The restriction, which bans financial institutions from using any currency other than the euro for local transactions, took effect on February 1, ratcheting up tensions between Serbia and Kosovo in the face of efforts by Washington and Brussels to get the dialogue between Pristina and Belgrade back on track.
"What is happening now with the decision of the Central Bank [of Kosovo] is that there are many [Kosovar] citizens who are feeling a lot of pain, people who are not getting their modest salaries," Deputy Assistant Secretary of State and U.S. envoy for the Western Balkans U.S. Gabriel Escobar told RFE/RL after meeting with Kurti on March 15 at the end of a three-day visit.
Kosovo is not a member of the European Union or its common currency area, the eurozone, but it unilaterally adopted the euro in 2002 to help bring monetary stability and to simplify and reduce transaction costs inside and outside the country.
SEE ALSO: Ban On Serbian Dinar Has Created Challenges In U.S. Relations With Kosovo, Envoy SaysBelgrade, which has never acknowledged its former province's 2008 declaration of independence, still pays many ethnic Serbs at institutions in Serb-dominated parts of Kosovo in dinars. Many also hold their pensions and get child allowances in dinars.
Escobar told RFE/RL during the interview in Pristina that Kurti had told him the decision to reverse the ban was not his to make.
"The prime minister said that it was the decision of an independent institution (the central bank)," Escobar said.

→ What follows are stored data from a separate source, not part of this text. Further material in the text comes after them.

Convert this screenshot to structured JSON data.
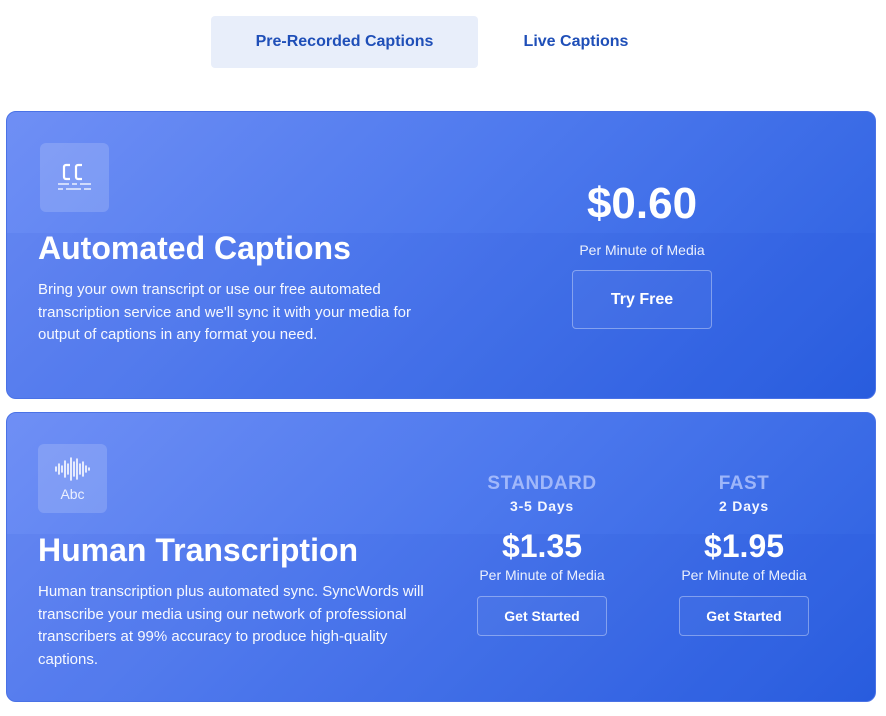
{
  "tabs": [
    {
      "label": "Pre-Recorded Captions",
      "active": true
    },
    {
      "label": "Live Captions",
      "active": false
    }
  ],
  "automated": {
    "icon": "closed-captions-icon",
    "title": "Automated Captions",
    "description": "Bring your own transcript or use our free automated transcription service and we'll sync it with your media for output of captions in any format you need.",
    "price": "$0.60",
    "price_unit": "Per Minute of Media",
    "button": "Try Free"
  },
  "human": {
    "icon": "soundwave-icon",
    "icon_text": "Abc",
    "title": "Human Transcription",
    "description": "Human transcription plus automated sync. SyncWords will transcribe your media using our network of professional transcribers at 99% accuracy to produce high-quality captions.",
    "tiers": [
      {
        "name": "STANDARD",
        "days": "3-5 Days",
        "price": "$1.35",
        "price_unit": "Per Minute of Media",
        "button": "Get Started"
      },
      {
        "name": "FAST",
        "days": "2 Days",
        "price": "$1.95",
        "price_unit": "Per Minute of Media",
        "button": "Get Started"
      }
    ]
  },
  "colors": {
    "tab_text": "#1f4fb8",
    "tab_active_bg": "#e8eefa",
    "card_gradient_start": "#6f8ff5",
    "card_gradient_end": "#2a5fe0"
  }
}
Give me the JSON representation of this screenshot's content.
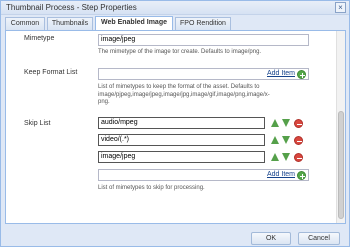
{
  "window": {
    "title": "Thumbnail Process - Step Properties",
    "close_glyph": "×"
  },
  "tabs": [
    {
      "label": "Common"
    },
    {
      "label": "Thumbnails"
    },
    {
      "label": "Web Enabled Image"
    },
    {
      "label": "FPO Rendition"
    }
  ],
  "active_tab": "Web Enabled Image",
  "mimetype": {
    "label": "Mimetype",
    "value": "image/jpeg",
    "help": "The mimetype of the image tor create. Defaults to image/png."
  },
  "keep_format": {
    "label": "Keep Format List",
    "add_item": "Add Item",
    "help_lines": [
      "List of mimetypes to keep the format of the asset. Defaults to",
      "image/pjpeg,image/jpeg,image/jpg,image/gif,image/png,image/x-",
      "png."
    ]
  },
  "skip_list": {
    "label": "Skip List",
    "items": [
      "audio/mpeg",
      "video/(.*)",
      "image/jpeg"
    ],
    "add_item": "Add Item",
    "help": "List of mimetypes to skip for processing."
  },
  "footer": {
    "ok": "OK",
    "cancel": "Cancel"
  },
  "icons": {
    "move_up": "arrow-up-icon",
    "move_down": "arrow-down-icon",
    "remove": "remove-icon",
    "add": "add-icon"
  },
  "colors": {
    "dialog_bg": "#dfe8f6",
    "border": "#99bbe8",
    "link": "#15428b",
    "add_green": "#54a849",
    "remove_red": "#d9463e"
  }
}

"We are talking about [people] with disabilities, pensioners, students -- the most vulnerable people -- and this decision has affected them very deeply," he said.
The central bank argues that the change doesn’t stop anyone from accepting money from any country, it just means the money is converted into euros. Still, it adds a layer of cost and complication to the daily lives of ethnic Serbs still tied to the dinar.
The U.S. diplomat, however, said the dinar issue "will be a topic of discussion in Brussels" on March 19 when the chief negotiators of Kosovo and Serbia are scheduled to meet, and that he still hopes a solution will be reached.
Escobar decried what he called the lack of communication between Kurti's government and the United States, one of Kosovo's key Western allies.
"We will always be a close friend of Kosovo, but that doesn't mean we're not going to have differences with individuals and with individual governments. And I think that's where we are right now, we are entering a period of a lack of communication. And we, at least from the American side, are doing everything that we can to repair that relationship," he said.
Referring to Kurti's ruling party, Escobar admitted there is a "lot of frustration with this Vetevendosje government not just in Washington, but in Brussels, Rome, Berlin, and Paris as well."
Escobar has previously warned that the ban on the circulation of the Serbian dinar impacts the most vulnerable people in the Serb community.
The decision "has caused some real hardship for some of the citizens of this country," he said.
Separately, the EU has warned both Kosovo and Serbia that refusal to compromise on the issue jeopardizes both countries' chances of joining the 27-member bloc.
Diplomatic sources have told RFE/RL the March 19 meeting in Brussels is expected to cover the sequencing plan for the implementation of the agreement on the path toward normalization of relations between Kosovo and Serbia among other issues, including the dinar.